My first chemotherapy treatment was a week ago tomorrow. The nausea that followed was just fucking stupid. I was so sick. Along with nausea came body aches and so much emotion. As of today, I am finally beginning to feel ok. But, in a week, I’ll have to do it all again.
This is cancer. So far anyway. I have so much to add but wanted to begin to document this journey in a “stream on consciousness” sort of way. It’s important for me. It’s important for me to be able to relay to my kids why life became a certain kind of way while I fought to live. What I’m already recognizing is that when I’m down and out in chemo sickness, my emotional and mental state is not well. I go to dark places. I begin to imagine what their life could be like without me. It absolutely breaks me. I have been hesitant to learn of others experience in this. The anticipation and anxiety that comes with each and every step just frightens me. I prefer not to know.
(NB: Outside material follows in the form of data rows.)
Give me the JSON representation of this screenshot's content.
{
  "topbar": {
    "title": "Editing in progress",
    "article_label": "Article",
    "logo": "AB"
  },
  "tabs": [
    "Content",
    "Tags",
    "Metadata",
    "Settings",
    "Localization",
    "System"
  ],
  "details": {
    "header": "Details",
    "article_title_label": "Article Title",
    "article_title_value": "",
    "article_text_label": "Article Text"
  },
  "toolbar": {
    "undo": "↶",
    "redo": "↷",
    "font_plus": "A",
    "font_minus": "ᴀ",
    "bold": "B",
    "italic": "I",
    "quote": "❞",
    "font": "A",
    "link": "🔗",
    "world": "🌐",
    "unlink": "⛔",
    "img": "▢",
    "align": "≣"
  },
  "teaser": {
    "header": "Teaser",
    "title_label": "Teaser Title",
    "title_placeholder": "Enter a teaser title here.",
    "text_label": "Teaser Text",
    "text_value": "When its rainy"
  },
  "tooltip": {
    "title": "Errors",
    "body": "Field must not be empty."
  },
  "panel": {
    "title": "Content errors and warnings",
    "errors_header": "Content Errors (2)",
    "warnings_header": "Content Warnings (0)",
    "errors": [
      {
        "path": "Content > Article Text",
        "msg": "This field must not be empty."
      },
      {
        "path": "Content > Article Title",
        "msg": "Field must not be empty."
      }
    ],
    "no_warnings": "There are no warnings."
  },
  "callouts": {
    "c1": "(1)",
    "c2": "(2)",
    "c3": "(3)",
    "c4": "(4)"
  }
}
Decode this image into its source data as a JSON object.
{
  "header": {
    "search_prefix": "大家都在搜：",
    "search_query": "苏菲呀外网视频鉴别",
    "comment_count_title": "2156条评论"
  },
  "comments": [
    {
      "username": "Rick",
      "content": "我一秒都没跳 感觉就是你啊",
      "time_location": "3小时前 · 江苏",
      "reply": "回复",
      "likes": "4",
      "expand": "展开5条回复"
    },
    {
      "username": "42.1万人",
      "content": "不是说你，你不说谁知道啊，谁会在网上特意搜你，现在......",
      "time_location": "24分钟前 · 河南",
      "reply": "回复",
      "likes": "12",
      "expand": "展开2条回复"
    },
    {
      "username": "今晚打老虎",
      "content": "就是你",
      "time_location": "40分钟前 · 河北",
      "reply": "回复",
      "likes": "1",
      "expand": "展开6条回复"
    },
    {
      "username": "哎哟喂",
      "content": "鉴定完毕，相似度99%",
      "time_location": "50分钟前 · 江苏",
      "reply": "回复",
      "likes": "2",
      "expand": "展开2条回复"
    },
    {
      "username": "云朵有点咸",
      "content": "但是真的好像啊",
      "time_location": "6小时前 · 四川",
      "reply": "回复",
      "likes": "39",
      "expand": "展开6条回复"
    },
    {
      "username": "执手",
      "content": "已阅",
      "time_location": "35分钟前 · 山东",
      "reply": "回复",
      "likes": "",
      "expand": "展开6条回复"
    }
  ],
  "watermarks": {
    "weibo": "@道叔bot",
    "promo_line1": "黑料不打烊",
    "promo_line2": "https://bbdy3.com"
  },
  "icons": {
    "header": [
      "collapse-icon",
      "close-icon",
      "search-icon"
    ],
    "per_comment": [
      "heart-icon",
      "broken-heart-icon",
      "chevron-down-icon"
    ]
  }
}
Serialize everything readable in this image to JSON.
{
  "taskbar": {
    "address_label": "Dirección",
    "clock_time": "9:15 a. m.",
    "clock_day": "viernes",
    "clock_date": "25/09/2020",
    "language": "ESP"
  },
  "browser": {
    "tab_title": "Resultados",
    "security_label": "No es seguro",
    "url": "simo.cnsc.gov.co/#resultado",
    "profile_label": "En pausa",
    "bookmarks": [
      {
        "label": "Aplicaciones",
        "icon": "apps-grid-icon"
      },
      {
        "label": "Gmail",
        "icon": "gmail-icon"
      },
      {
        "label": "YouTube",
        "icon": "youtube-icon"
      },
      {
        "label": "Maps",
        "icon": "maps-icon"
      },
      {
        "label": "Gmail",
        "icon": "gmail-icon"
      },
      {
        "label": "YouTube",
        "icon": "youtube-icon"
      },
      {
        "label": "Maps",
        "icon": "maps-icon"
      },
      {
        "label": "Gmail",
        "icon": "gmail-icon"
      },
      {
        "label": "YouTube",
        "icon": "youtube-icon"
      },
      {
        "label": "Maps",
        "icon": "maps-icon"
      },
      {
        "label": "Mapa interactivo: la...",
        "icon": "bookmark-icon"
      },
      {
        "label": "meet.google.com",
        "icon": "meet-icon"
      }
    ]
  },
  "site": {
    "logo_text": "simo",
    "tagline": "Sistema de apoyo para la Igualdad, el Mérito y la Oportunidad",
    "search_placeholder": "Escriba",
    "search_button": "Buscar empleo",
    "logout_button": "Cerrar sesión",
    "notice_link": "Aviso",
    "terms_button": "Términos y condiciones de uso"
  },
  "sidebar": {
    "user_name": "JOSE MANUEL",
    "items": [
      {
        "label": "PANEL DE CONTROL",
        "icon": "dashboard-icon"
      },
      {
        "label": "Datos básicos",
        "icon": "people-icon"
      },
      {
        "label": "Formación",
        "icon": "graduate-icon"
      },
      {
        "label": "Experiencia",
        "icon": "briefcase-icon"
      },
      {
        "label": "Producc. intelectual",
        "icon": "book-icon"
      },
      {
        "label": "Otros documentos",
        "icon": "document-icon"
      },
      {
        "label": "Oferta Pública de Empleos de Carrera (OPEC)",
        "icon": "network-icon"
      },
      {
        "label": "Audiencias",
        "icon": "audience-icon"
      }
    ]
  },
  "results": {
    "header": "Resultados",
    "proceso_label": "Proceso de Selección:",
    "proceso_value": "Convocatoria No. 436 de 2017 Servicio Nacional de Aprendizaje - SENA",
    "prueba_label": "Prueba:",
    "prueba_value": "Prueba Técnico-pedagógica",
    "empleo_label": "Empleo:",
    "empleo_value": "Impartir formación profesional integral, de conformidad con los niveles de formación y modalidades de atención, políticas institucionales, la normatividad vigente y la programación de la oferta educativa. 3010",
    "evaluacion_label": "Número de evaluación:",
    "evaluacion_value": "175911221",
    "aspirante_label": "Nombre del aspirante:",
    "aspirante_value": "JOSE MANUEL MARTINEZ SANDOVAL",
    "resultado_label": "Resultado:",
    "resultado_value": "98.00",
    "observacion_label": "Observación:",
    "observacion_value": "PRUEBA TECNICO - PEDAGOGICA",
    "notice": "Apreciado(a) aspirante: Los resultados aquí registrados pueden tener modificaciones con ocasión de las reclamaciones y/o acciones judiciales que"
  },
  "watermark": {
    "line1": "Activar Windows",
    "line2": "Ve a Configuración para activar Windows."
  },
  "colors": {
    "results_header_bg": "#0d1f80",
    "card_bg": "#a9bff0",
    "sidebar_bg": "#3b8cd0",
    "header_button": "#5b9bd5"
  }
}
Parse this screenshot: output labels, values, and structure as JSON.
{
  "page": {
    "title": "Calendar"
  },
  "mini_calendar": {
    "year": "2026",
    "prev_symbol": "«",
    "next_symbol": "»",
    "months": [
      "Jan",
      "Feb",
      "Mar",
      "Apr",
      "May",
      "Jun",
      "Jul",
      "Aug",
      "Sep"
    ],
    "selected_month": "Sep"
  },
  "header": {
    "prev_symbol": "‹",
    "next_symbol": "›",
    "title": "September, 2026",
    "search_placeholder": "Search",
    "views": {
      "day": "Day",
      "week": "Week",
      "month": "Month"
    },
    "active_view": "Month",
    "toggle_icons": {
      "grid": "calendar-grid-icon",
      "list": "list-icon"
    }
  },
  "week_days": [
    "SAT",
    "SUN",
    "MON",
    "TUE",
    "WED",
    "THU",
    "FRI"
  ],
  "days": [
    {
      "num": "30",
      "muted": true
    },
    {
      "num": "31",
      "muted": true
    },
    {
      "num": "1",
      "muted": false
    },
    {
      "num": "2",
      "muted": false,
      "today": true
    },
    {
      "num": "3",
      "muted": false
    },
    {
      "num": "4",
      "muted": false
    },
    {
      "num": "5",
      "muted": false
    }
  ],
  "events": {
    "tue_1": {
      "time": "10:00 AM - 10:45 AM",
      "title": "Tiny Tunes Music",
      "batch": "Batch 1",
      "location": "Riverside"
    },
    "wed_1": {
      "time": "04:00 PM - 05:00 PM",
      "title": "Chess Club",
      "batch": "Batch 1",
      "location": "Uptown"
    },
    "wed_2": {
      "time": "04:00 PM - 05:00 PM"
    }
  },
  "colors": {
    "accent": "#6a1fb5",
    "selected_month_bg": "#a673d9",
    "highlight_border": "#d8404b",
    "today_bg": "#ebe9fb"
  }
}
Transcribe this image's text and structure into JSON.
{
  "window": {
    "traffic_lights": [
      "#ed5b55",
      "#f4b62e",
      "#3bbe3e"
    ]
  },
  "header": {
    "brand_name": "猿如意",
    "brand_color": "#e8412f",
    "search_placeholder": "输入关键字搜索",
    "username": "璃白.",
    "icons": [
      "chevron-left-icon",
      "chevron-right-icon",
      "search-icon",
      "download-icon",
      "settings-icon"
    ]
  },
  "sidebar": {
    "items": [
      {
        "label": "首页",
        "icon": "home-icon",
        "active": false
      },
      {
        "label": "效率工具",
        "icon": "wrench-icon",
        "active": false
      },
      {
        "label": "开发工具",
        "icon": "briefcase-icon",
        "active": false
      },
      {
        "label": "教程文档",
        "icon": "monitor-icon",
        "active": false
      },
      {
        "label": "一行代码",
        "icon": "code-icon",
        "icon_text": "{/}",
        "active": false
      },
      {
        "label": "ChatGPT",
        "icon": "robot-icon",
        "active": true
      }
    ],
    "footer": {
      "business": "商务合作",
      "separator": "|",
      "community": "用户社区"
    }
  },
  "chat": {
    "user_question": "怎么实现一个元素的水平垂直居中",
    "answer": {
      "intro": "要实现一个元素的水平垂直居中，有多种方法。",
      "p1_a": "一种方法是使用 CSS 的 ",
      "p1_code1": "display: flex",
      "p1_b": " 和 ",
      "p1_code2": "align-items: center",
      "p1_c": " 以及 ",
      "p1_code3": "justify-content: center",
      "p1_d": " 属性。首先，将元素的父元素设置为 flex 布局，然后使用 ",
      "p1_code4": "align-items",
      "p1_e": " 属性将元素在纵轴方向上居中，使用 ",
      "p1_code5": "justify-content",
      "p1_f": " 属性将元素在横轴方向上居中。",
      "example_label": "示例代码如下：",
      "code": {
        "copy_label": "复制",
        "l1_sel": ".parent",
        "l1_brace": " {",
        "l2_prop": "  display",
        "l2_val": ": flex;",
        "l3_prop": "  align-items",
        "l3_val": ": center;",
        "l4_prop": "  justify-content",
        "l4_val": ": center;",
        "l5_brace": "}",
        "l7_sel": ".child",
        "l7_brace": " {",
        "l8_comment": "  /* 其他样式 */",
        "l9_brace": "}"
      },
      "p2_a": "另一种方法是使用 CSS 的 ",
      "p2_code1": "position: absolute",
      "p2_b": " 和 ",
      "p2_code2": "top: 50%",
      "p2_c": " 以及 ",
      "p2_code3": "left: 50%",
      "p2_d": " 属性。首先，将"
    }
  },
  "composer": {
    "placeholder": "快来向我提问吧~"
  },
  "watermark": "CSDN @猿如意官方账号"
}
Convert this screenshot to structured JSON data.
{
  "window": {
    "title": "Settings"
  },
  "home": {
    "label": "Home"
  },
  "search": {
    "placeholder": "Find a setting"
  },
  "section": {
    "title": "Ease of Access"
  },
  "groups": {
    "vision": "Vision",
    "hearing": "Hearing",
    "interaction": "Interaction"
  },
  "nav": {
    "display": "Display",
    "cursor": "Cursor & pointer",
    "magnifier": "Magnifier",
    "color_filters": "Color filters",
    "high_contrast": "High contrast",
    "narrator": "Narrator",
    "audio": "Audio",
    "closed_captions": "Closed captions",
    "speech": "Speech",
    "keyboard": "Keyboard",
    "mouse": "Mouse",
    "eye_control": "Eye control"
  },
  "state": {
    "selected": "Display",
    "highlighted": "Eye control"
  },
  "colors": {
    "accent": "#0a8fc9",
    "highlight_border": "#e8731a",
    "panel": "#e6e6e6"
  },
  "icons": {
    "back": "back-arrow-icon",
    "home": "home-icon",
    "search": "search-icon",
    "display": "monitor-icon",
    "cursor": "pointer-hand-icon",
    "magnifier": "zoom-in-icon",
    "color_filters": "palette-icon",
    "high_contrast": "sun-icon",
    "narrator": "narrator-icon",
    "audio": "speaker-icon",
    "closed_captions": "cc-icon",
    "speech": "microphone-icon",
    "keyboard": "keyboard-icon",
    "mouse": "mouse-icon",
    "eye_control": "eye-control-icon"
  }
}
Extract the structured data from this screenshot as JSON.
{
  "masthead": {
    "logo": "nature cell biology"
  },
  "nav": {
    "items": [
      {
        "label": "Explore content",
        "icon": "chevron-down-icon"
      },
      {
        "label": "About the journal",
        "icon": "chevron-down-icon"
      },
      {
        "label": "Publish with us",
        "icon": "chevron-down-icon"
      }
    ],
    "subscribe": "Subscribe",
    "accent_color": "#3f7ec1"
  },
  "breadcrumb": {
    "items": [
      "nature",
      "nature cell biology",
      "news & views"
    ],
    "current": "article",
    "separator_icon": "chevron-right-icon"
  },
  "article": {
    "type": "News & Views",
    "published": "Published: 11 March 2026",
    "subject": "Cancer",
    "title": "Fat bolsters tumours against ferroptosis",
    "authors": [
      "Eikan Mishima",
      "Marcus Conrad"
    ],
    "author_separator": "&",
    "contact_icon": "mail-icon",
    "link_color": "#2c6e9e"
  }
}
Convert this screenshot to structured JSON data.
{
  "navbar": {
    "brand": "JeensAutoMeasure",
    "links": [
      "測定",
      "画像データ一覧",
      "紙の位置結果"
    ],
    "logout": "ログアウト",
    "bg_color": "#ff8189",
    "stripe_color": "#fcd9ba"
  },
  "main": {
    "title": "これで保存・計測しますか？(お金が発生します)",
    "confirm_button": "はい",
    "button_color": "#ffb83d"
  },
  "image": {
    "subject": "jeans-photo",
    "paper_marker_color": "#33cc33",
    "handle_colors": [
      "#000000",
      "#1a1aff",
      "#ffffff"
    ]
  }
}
Today, I feel good. I was able to accomplish a lot. I was able to leave the house. I was able to take my kids to their appointments and activities. I was able to eat without dry-heaving or shitting myself. Today was a good day.
I plan to edit this. I want to add more to this whole story. For now, I’ll leave it. Please reach out if you’re on a similar journey. Please. It’s nice not to feel alone.